Incêndio no jornal Canal de Moçambique

Nyusi ordena investigação

O Presidente moçambicano, Filipe Nyusi, condenou “veementemente” o ataque contra o jornal Canal de Moçambique que deixou em ruinas a redacção daquele órgão  de comunicação, domingo último, em Maputo, e disse ter dado ordens para levar os seus autores à justiça.

“Condeno veementemente os ataques ao Canal de Moçambique perpetrados por desconhecidos na noite de ontem (referência a domingo,  dia 23 de Agosto). A liberdade de imprensa é um pilar da democracia e conquista dos moçambicanos que deve ser protegida”, escreveu Filipe Nyusi na sua página do Facebook nesta segunda-feira.

O Chefe de Estado acrescentou ter instruído “as autoridades a investigar e trazer os perpetradores à barra da Justiça”.

O incêndio que deixou em ruínas a redação de um mais críticos jornais ao Governo, particularmente no campo da corrupção, foi criticado por vários sectores moçambicanos.

O MISA-Moçambique afirmou que está-se perante um “ataque” que “nunca deve ser visto de forma isolada”, uma vez que faz parte de “forças mais retrógradas da sociedade para reverter o processo democrático em Moçambique” e pediu uma investigação ao Governo.

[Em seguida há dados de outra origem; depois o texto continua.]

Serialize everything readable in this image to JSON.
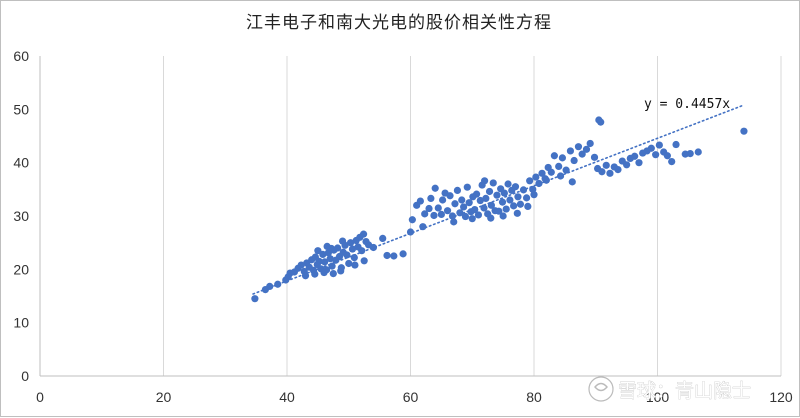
{
  "watermark": {
    "text": "雪球：青山隐士",
    "icon": "snowball-logo-icon"
  },
  "chart_data": {
    "type": "scatter",
    "title": "江丰电子和南大光电的股价相关性方程",
    "xlabel": "",
    "ylabel": "",
    "xlim": [
      0,
      120
    ],
    "ylim": [
      0,
      60
    ],
    "x_ticks": [
      0,
      20,
      40,
      60,
      80,
      100,
      120
    ],
    "y_ticks": [
      0,
      10,
      20,
      30,
      40,
      50,
      60
    ],
    "grid": "vertical major gridlines",
    "marker_color": "#4472c4",
    "trendline": {
      "type": "linear through origin",
      "slope": 0.4457,
      "x_range": [
        34.5,
        114
      ],
      "label": "y = 0.4457x",
      "style": "dotted",
      "color": "#4472c4"
    },
    "points": [
      [
        34.8,
        14.5
      ],
      [
        36.5,
        16.2
      ],
      [
        37.2,
        16.8
      ],
      [
        38.5,
        17.2
      ],
      [
        39.8,
        18.0
      ],
      [
        40.5,
        19.3
      ],
      [
        41.2,
        19.5
      ],
      [
        41.8,
        20.2
      ],
      [
        42.3,
        20.8
      ],
      [
        42.8,
        19.6
      ],
      [
        43.2,
        21.2
      ],
      [
        43.6,
        20.4
      ],
      [
        44.0,
        21.8
      ],
      [
        44.3,
        19.8
      ],
      [
        44.6,
        22.3
      ],
      [
        44.9,
        20.9
      ],
      [
        45.2,
        21.5
      ],
      [
        45.5,
        20.1
      ],
      [
        45.8,
        22.8
      ],
      [
        46.1,
        21.4
      ],
      [
        46.4,
        19.9
      ],
      [
        46.7,
        23.1
      ],
      [
        47.0,
        22.0
      ],
      [
        47.3,
        20.6
      ],
      [
        47.6,
        23.6
      ],
      [
        47.9,
        21.7
      ],
      [
        48.2,
        24.0
      ],
      [
        48.5,
        22.4
      ],
      [
        48.8,
        20.3
      ],
      [
        49.1,
        23.2
      ],
      [
        49.4,
        24.5
      ],
      [
        49.7,
        22.7
      ],
      [
        50.0,
        21.1
      ],
      [
        50.3,
        25.0
      ],
      [
        50.6,
        23.8
      ],
      [
        50.9,
        22.2
      ],
      [
        51.2,
        25.4
      ],
      [
        51.5,
        24.2
      ],
      [
        51.8,
        26.0
      ],
      [
        52.1,
        23.5
      ],
      [
        52.4,
        26.6
      ],
      [
        52.8,
        25.2
      ],
      [
        53.2,
        24.6
      ],
      [
        54.0,
        24.1
      ],
      [
        55.5,
        25.8
      ],
      [
        56.2,
        22.6
      ],
      [
        57.3,
        22.5
      ],
      [
        58.8,
        22.9
      ],
      [
        43.0,
        18.8
      ],
      [
        44.5,
        19.1
      ],
      [
        46.0,
        19.4
      ],
      [
        47.5,
        19.2
      ],
      [
        48.7,
        19.7
      ],
      [
        45.0,
        23.5
      ],
      [
        46.5,
        24.3
      ],
      [
        47.2,
        23.9
      ],
      [
        49.0,
        25.3
      ],
      [
        51.0,
        20.8
      ],
      [
        52.5,
        21.6
      ],
      [
        40.2,
        18.6
      ],
      [
        60.0,
        27.0
      ],
      [
        60.3,
        29.3
      ],
      [
        61.0,
        32.0
      ],
      [
        61.6,
        32.8
      ],
      [
        62.3,
        30.4
      ],
      [
        63.0,
        31.4
      ],
      [
        63.8,
        30.1
      ],
      [
        64.5,
        31.5
      ],
      [
        65.0,
        30.3
      ],
      [
        65.6,
        34.3
      ],
      [
        66.0,
        31.0
      ],
      [
        66.4,
        33.8
      ],
      [
        66.8,
        30.0
      ],
      [
        67.2,
        32.3
      ],
      [
        67.6,
        34.8
      ],
      [
        68.0,
        30.6
      ],
      [
        68.3,
        33.0
      ],
      [
        68.6,
        31.7
      ],
      [
        68.9,
        29.9
      ],
      [
        69.2,
        35.4
      ],
      [
        69.5,
        32.5
      ],
      [
        69.8,
        30.8
      ],
      [
        70.1,
        33.6
      ],
      [
        70.4,
        31.2
      ],
      [
        70.7,
        34.1
      ],
      [
        71.0,
        30.2
      ],
      [
        71.3,
        32.9
      ],
      [
        71.6,
        35.8
      ],
      [
        71.9,
        31.5
      ],
      [
        72.2,
        33.3
      ],
      [
        72.5,
        30.4
      ],
      [
        72.8,
        34.6
      ],
      [
        73.1,
        32.0
      ],
      [
        73.4,
        36.2
      ],
      [
        73.7,
        31.0
      ],
      [
        74.0,
        33.9
      ],
      [
        74.3,
        30.9
      ],
      [
        74.6,
        35.1
      ],
      [
        74.9,
        32.6
      ],
      [
        75.2,
        34.3
      ],
      [
        75.5,
        31.3
      ],
      [
        75.8,
        36.0
      ],
      [
        76.1,
        33.0
      ],
      [
        76.4,
        34.8
      ],
      [
        76.7,
        31.9
      ],
      [
        77.0,
        35.5
      ],
      [
        77.4,
        33.6
      ],
      [
        77.8,
        32.2
      ],
      [
        78.3,
        34.9
      ],
      [
        78.8,
        33.4
      ],
      [
        79.3,
        36.6
      ],
      [
        79.8,
        35.0
      ],
      [
        80.3,
        37.3
      ],
      [
        80.8,
        36.1
      ],
      [
        81.3,
        38.0
      ],
      [
        81.8,
        37.0
      ],
      [
        82.3,
        39.1
      ],
      [
        82.8,
        38.2
      ],
      [
        83.3,
        41.3
      ],
      [
        84.0,
        39.3
      ],
      [
        84.6,
        40.9
      ],
      [
        85.2,
        38.6
      ],
      [
        85.9,
        42.2
      ],
      [
        86.5,
        40.4
      ],
      [
        87.2,
        43.0
      ],
      [
        87.8,
        41.6
      ],
      [
        88.5,
        42.5
      ],
      [
        89.1,
        43.6
      ],
      [
        89.8,
        41.0
      ],
      [
        90.3,
        38.9
      ],
      [
        91.0,
        38.3
      ],
      [
        91.7,
        39.5
      ],
      [
        92.3,
        38.0
      ],
      [
        93.0,
        39.2
      ],
      [
        93.6,
        38.7
      ],
      [
        94.3,
        40.3
      ],
      [
        95.0,
        39.6
      ],
      [
        95.6,
        40.8
      ],
      [
        96.3,
        41.2
      ],
      [
        97.0,
        40.0
      ],
      [
        97.6,
        41.8
      ],
      [
        98.3,
        42.2
      ],
      [
        99.0,
        42.7
      ],
      [
        99.7,
        41.5
      ],
      [
        100.3,
        43.3
      ],
      [
        101.0,
        42.0
      ],
      [
        101.6,
        41.3
      ],
      [
        102.3,
        40.2
      ],
      [
        103.0,
        43.4
      ],
      [
        104.5,
        41.6
      ],
      [
        105.3,
        41.7
      ],
      [
        106.6,
        42.0
      ],
      [
        114.0,
        45.9
      ],
      [
        90.8,
        47.6
      ],
      [
        90.5,
        48.0
      ],
      [
        63.3,
        33.3
      ],
      [
        62.0,
        28.0
      ],
      [
        64.0,
        35.2
      ],
      [
        65.2,
        33.0
      ],
      [
        77.3,
        30.5
      ],
      [
        73.0,
        29.6
      ],
      [
        70.0,
        29.5
      ],
      [
        67.0,
        28.9
      ],
      [
        75.0,
        30.0
      ],
      [
        79.0,
        31.8
      ],
      [
        82.0,
        36.7
      ],
      [
        84.3,
        37.5
      ],
      [
        86.2,
        36.4
      ],
      [
        80.0,
        34.0
      ],
      [
        72.0,
        36.6
      ]
    ]
  }
}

O pesquisador do Centro de Integridade Pública, Borges Nhamire, considerou que o atentado foi um “ataque contra a democracia e liberdade de imprensa”.

O director da Carta de Moçambique considerou o incêndio “um atentado terrorista contra a liberdade de expressão e contra a liberdade de imprensa”, mas garantiu que que a linha editorial “não se vai curvar perante o fogo”.

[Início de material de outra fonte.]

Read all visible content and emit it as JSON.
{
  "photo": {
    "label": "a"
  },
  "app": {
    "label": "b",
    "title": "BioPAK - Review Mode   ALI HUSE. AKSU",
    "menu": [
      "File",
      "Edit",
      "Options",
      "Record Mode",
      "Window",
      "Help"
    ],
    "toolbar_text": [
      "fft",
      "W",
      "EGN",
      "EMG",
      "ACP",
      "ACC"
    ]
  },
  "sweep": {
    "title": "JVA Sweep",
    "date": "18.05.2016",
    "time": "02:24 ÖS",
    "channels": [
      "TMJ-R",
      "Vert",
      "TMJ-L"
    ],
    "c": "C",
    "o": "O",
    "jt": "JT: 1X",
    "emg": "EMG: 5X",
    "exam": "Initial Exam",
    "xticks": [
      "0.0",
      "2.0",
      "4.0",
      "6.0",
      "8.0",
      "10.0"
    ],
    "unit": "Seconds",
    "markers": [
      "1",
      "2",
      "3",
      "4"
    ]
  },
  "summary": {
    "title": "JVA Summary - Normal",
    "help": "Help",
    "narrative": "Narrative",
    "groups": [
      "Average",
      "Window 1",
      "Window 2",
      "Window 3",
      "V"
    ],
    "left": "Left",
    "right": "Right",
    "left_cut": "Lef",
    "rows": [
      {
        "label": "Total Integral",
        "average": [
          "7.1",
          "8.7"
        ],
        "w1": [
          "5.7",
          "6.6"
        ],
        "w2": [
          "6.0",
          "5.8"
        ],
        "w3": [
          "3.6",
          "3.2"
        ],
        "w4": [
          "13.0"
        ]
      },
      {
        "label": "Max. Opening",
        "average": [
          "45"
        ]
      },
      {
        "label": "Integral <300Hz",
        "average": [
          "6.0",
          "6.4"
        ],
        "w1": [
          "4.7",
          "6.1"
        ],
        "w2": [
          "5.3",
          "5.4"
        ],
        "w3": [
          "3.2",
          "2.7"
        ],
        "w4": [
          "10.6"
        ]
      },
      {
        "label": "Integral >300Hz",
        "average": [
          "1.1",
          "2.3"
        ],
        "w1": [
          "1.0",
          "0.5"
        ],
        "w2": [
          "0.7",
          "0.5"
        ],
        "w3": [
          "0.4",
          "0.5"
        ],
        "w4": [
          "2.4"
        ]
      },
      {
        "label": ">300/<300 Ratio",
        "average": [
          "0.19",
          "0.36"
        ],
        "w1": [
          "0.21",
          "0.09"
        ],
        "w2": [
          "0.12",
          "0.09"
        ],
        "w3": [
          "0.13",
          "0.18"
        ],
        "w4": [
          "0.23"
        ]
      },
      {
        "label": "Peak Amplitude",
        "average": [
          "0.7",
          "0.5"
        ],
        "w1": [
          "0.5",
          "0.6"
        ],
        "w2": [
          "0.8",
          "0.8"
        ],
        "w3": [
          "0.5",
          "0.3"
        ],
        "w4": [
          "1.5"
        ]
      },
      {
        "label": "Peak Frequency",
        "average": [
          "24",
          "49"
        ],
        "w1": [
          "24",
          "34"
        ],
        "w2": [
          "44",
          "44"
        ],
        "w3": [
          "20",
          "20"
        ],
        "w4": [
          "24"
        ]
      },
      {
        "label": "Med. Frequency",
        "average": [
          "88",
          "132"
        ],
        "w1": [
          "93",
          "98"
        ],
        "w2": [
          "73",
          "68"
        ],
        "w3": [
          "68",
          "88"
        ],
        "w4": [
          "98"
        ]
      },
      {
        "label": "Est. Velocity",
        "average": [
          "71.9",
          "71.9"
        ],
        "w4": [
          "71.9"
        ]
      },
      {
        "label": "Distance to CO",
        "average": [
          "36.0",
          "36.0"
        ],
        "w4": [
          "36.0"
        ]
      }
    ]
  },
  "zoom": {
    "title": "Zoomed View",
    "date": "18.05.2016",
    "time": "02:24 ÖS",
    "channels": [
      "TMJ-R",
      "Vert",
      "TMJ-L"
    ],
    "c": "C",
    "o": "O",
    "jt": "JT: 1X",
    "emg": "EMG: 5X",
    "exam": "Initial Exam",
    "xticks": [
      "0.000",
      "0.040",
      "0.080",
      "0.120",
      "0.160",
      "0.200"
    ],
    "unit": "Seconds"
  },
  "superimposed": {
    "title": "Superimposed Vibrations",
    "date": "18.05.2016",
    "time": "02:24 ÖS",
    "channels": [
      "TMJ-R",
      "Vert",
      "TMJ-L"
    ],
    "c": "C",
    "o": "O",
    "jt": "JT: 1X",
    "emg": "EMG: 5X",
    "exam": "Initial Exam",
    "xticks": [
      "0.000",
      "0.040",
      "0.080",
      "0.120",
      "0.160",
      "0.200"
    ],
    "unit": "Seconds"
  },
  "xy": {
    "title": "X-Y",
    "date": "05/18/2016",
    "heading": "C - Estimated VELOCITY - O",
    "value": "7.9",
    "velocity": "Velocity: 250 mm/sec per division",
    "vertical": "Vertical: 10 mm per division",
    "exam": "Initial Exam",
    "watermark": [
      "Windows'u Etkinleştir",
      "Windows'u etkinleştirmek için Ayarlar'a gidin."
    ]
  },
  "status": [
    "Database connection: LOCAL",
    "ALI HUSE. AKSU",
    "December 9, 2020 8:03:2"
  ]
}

Moçambique tem sido palco de muitos ataques contra meios de comunicação e jornalistas, bem como o desaparecimento de vários profissionais de comunicação, sem que os autores de tais atentados tenham sido presentes à justiça.

 

Por outro lado, o presidente da Renamo, principal partido de oposição em Moçambique, Ossufo Momade, manifestou solidariedade ao semanário Canal de Moçambique pelo incêndio, provocado por fogo posto, na redação do jornal, considerando que se trata de um “grave ferimento à democracia”.